I hand her the last swallow in my glass and reach for another bottle. We don’t have a corkscrew handy, so I grab one of the sparkling wines; it’s what we were supposed to be drinking anyway. It fizzes spectacularly when I crack it open, too warm to gently burble as it’s meant to. Or we fucked up the fermentation process. I can’t remember if this is one of the naturally fermented French-style bottles or the variety where the carbonation gets added post-ferment. Of course, it genuinely does not matter. Stop chattering, Ava. Pull it together. Once Kayla takes a sip, she seems to calm down.

“Okay. So what’s the story?” I prod.

“I—okay, look, don’t get mad, I only did what Zelda asked. She said you’d understand.”

“Okay.” I grit my teeth.

“You know she and I were, like, together?” she asks. I nod. “Not, like, together together, just sometimes, on and off. She was just so strange and mysterious, and then we were hanging with Jason a lot, and the drugs. It was sort of, like, a mini Bohemia or whatever. Totally wild, but, like, good.” Kayla takes a deep breath. “But for, like, six months, she’s been totally bonkers. She’ll be crazy busy and excited about something, then she won’t even speak to me for two weeks. The drugs were getting kind of bad, for all of us….”

“And?”

“Listen, you have to promise you’re not going to turn me in or anything. Zelda promised you were cool.”

“I promise, Kayla.”

“We were selling a bit. Not a lot, just to, like, friends. But we were into Jason for some money, and he was getting all pushy about it.
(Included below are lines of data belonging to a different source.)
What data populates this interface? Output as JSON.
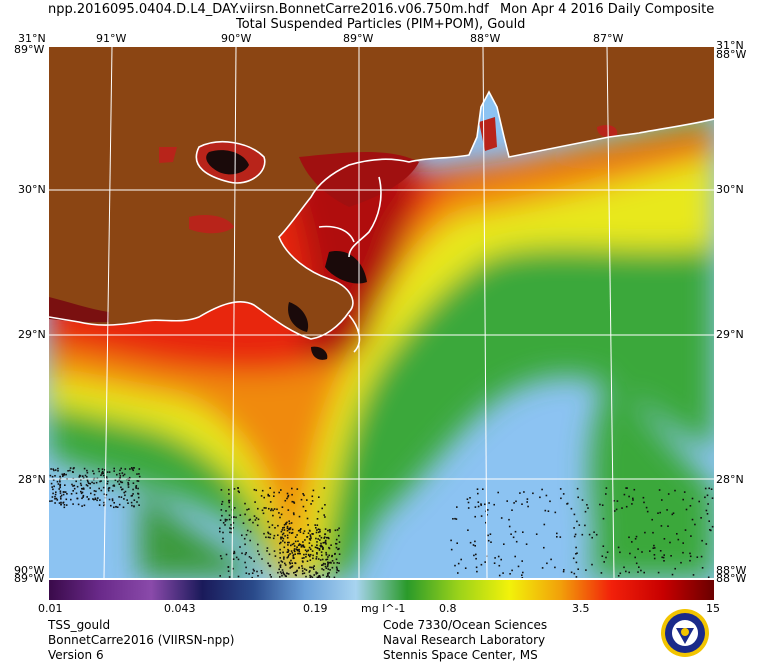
{
  "header": {
    "filename": "npp.2016095.0404.D.L4_DAY.viirsn.BonnetCarre2016.v06.750m.hdf",
    "date": "Mon Apr  4 2016 Daily Composite",
    "product": "Total Suspended Particles (PIM+POM), Gould"
  },
  "map": {
    "top_lon_labels": [
      "91°W",
      "90°W",
      "89°W",
      "88°W",
      "87°W"
    ],
    "left_lat_labels": [
      "31°N",
      "30°N",
      "29°N",
      "28°N",
      "89°W"
    ],
    "right_lat_labels": [
      "31°N",
      "30°N",
      "29°N",
      "28°N",
      "88°W"
    ],
    "corner_labels": {
      "top_left_a": "31°N",
      "top_left_b": "89°W",
      "top_right_a": "31°N",
      "top_right_b": "88°W",
      "bottom_left_a": "90°W",
      "bottom_left_b": "89°W",
      "bottom_right_a": "88°W",
      "bottom_right_b": "88°W"
    },
    "colors": {
      "land": "#8b4513",
      "coast": "#ffffff",
      "clear_water": "#8cc3f2",
      "grid": "#ffffff"
    }
  },
  "colorbar": {
    "ticks": [
      "0.01",
      "0.043",
      "0.19",
      "0.8",
      "3.5",
      "15"
    ],
    "unit": "mg l^-1",
    "stops": [
      "#3a0a4a",
      "#6a2a8a",
      "#8a4aaa",
      "#1a1a5a",
      "#2a4a8a",
      "#6aa0d8",
      "#a8d4f0",
      "#2a9a2a",
      "#9ad21a",
      "#f2f20a",
      "#f2a00a",
      "#f2200a",
      "#c80000",
      "#6a0000"
    ]
  },
  "footer": {
    "left": [
      "TSS_gould",
      "BonnetCarre2016 (VIIRSN-npp)",
      "Version 6"
    ],
    "right": [
      "Code 7330/Ocean Sciences",
      "Naval Research Laboratory",
      "Stennis Space Center, MS"
    ]
  },
  "seal": {
    "icon": "navy-seal-emblem-icon"
  }
}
Zelda always acted like she didn’t have to worry about money, and when she showed me this place, I realized why. I mean, shit, look at it!” Kayla whistles. “But then she told me she was in debt like crazy, not just Jason, you know, and she told me everything about your mom. Anyway, she said she had to disappear for a while, and she had a plan to fix it.” Kayla accepts the bottle from me and tips a significant portion of its contents into her mouth, choking on the bubbles. Here at Silenus, we’d never quite managed to achieve the soft carbonation of a Prosecco or Champagne. Shame. Another failure. “She said I should keep quiet for a week, just to stay out of trouble, you know. Made me promise. And then she said that if everything went okay, there would be a funeral and I should come.”

“Great. And?” I press.

“Well, she gave me this, like, list? Of stuff to do, in a certain order? She said it would work best because of my job at the funeral home—I could grease the way. That’s the word she used. Grease.” She giggles. A few things fall into place with her revelation.

“The dental records? Was that you?”

“Well, not exactly. Zee said I should show you this, ’cuz you’d want to know the details. It’s a schedule that she wanted me to follow.” She pulls a rumpled piece of paper from her bag.

NOTES FOR SWEET KAY:

June 22, afternoon: Send in eulogy to newspaper using funeral home email address.

June 24, 9:15 AM: Send a text to Holly with a reminder to post the photo we talked about, and make sure she tags me in it!

June 24, afternoon, evening: Watch Ava (wear wig). When she heads to the strip club, send the text to Trent Roberts with Jason Reynolds’s whereabouts and a gentle poke, so that he’s riled.

June 25, 8:30 AM: Ring the doorbell at the house and leave the envelope labeled “Open me” on the doorstep. Watch to confirm Ava gets it, but DO NOT GET SEEN!

June 26, 8 AM: Dr. Whitcross does autopsies on Sundays, when he’s not at the practice. Be sure to deliver the dental records to the morgue before then, on Sunday morning. He may already have a copy, but we have to be sure! Be very vague if he asks why you have them, but make sure he has them when he starts the autopsy.